Des services secrets, nous ne savons que les échecs et rarement les succès. Si l'échec provoque l'anathème, l'ingratitude est fille de la victoire. Quand à la gloire, il faut l'oublier, elle est pour les autres...

jeudi 31 octobre 2013

Allemagne : le chef de la Gestapo est enterré dans un cimetière... juif


Le corps d'Heinrich Müller, qui était un des principaux artisans de la solution finale, reposerait dans une fosse commune berlinoise. 



Certains avaient juré l'avoir vu en République tchèque, alors que d'autres pensaient qu'il avait été capturé par les Russes afin d'être interrogé à Moscou. Heinrich Müller n'a en réalité jamais quitté Berlin. Le chef de la Gestapo a été enterré dans le plus grand secret en mai 1945 dans la fosse commune d'un cimetière... juif. L'information, révélée mercredi par le quotidien populaire Bild, confirme des rumeurs qui courraient depuis plusieurs décennies.

Le directeur du Mémorial de la résistance allemande, Johannes Tuchel, affirme avoir trouvé dans des archives des documents prouvant cette hypothèse. Un fossoyeur berlinois nommé Walter Lüders avait ainsi déclaré à la police dès 1963 qu'il avait lui-même inhumé le corps du chef de la police secrète nazi dont il avait vu le visage. Son uniforme contenait également ses états de service avec une photo. Le tabloïd publie en outre un document de la mairie d'arrondissement de Mitte à Berlin, indiquant que Müller avait bien été enterré dans le cimetière juif du quartier. Cette information marque ainsi le point final d'une énigme qui aura duré plus de... 68 ans.

"On foule grossièrement aux pieds la mémoire des victimes"

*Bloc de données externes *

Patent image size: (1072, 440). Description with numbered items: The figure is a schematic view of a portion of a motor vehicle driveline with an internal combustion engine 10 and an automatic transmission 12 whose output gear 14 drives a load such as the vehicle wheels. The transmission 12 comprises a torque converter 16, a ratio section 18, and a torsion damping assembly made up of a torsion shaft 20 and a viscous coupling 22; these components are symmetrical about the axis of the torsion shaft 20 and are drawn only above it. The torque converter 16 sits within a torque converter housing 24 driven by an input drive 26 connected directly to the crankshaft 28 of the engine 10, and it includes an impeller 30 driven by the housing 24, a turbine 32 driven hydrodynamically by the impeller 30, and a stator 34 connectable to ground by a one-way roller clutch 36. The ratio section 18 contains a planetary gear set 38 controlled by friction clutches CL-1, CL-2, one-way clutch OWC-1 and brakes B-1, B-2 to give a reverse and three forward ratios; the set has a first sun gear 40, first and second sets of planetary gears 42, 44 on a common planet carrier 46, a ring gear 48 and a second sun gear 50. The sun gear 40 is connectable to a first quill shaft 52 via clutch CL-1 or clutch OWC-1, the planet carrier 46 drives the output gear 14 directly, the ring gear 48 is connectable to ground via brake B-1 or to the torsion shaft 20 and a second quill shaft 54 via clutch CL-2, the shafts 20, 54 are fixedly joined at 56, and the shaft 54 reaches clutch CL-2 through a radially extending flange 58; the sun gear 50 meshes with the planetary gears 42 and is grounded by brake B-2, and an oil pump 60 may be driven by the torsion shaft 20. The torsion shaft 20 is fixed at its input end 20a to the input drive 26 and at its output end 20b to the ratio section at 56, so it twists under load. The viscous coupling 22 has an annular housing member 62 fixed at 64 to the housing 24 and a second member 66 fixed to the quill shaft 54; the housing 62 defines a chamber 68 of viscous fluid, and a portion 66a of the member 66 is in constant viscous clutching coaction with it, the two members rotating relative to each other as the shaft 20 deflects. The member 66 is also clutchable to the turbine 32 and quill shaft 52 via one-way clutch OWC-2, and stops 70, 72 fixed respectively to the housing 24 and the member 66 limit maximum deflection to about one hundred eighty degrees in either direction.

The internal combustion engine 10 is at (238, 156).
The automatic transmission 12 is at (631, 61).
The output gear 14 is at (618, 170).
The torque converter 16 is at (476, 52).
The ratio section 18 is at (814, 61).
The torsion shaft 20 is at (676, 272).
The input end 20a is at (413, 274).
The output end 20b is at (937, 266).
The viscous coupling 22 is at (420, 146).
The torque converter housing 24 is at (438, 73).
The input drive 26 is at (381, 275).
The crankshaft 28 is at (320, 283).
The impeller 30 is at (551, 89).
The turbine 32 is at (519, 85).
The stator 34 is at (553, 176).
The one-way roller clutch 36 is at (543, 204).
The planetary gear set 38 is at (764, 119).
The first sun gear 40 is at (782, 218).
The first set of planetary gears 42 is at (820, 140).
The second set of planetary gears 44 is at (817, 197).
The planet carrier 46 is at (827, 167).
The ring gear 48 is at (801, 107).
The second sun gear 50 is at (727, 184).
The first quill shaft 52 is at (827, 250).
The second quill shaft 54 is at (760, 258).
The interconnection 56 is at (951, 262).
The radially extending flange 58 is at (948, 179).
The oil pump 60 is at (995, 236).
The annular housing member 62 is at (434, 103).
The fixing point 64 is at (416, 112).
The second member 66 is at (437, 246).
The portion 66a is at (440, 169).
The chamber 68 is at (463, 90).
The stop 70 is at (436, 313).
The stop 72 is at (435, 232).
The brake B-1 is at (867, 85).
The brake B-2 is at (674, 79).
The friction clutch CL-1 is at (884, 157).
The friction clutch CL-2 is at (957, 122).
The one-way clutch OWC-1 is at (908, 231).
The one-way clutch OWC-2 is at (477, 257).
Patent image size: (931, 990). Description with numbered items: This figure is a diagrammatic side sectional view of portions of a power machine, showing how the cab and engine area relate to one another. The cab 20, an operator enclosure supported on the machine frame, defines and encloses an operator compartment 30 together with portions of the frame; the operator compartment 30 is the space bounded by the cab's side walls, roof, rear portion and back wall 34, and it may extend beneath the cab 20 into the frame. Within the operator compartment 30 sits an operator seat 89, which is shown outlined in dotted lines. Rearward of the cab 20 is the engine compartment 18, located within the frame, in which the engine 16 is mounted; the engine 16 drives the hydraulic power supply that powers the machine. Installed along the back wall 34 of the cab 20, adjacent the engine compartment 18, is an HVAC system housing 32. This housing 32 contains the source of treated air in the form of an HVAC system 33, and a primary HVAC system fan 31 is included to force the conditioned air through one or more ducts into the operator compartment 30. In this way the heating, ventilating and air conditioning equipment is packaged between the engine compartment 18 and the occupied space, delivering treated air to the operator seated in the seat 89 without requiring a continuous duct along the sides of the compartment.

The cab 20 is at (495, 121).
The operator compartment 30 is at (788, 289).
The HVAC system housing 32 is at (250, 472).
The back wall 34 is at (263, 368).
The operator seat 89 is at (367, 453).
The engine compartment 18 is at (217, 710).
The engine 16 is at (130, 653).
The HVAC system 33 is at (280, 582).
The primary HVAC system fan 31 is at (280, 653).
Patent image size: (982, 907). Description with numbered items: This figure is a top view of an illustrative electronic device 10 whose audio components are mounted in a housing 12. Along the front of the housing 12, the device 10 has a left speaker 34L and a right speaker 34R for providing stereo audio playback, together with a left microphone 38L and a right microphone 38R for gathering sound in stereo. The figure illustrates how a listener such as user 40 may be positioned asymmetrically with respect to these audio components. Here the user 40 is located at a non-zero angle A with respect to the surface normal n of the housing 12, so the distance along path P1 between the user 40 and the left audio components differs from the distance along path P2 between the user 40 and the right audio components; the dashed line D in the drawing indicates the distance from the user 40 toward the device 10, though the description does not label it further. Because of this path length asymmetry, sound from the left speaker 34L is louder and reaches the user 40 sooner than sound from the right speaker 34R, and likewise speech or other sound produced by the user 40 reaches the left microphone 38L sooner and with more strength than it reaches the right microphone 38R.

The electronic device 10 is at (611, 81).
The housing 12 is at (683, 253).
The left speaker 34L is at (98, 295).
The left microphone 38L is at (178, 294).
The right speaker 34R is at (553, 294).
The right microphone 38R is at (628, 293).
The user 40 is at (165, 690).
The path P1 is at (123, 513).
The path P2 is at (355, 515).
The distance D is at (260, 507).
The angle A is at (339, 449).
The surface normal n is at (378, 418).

Fils d'ouvriers catholiques bavarois, Heinrich Müller a obtenu plusieurs médailles lors de la Première Guerre mondiale, durant laquelle il pilotait un avion de reconnaissance censé repérer des pièces d'artillerie ennemies. En 1919, il rejoint la police bavaroise. Durant la politique de Weimar, le désormais "chef de la police politique de Munich" se rapproche de plusieurs dirigeants nazis, dont Heinrich Himmler. Nommé directeur de la Gestapo, il participera notamment le 20 janvier 1942 à la conférence de Wannsee durant laquelle fut planifiée l'extermination des Juifs d'Europe. Fidèle parmi les fidèles d'Adolf Hitler, il restera dans le bunker berlinois du dictateur jusqu'à la fin. Sa dernière apparition officielle remonte au lendemain du suicide du Führer.

Un de ses anciens subordonnés, capturé par les Soviétiques avant d'être renvoyé en Allemagne en 1957, Heinz Pannwitz, avait déclaré aux services secrets fédéraux (BND) avoir vu le corps de son supérieur hiérarchique avec une balle dans la tête à quelques pâtés de maison de la chancellerie du IIIe Reich. Le BND n'avait pourtant jamais pris cette déclaration très au sérieux. Ses experts avaient même déclaré avoir obtenu la preuve qu'Heinrich Müller avait été vu durant l'été 1949 à Karlovy Vary, en République tchèque. La CIA pensait, pour sa part, que cet artisan de la solution finale était détenu par l'URSS dans leur capitale. Les révélations du professeur Tuchel contredisent ces rumeurs, mais elles n'éteignent toutefois pas la polémique concernant son sort. "Que l'un des sadiques nazis les plus brutaux soit enterré dans un cimetière juif, c'est une énormité de mauvais goût", s'insurge Dieter Graumann, le président du Conseil central des juifs d'Allemagne. "On foule grossièrement aux pieds la mémoire des victimes."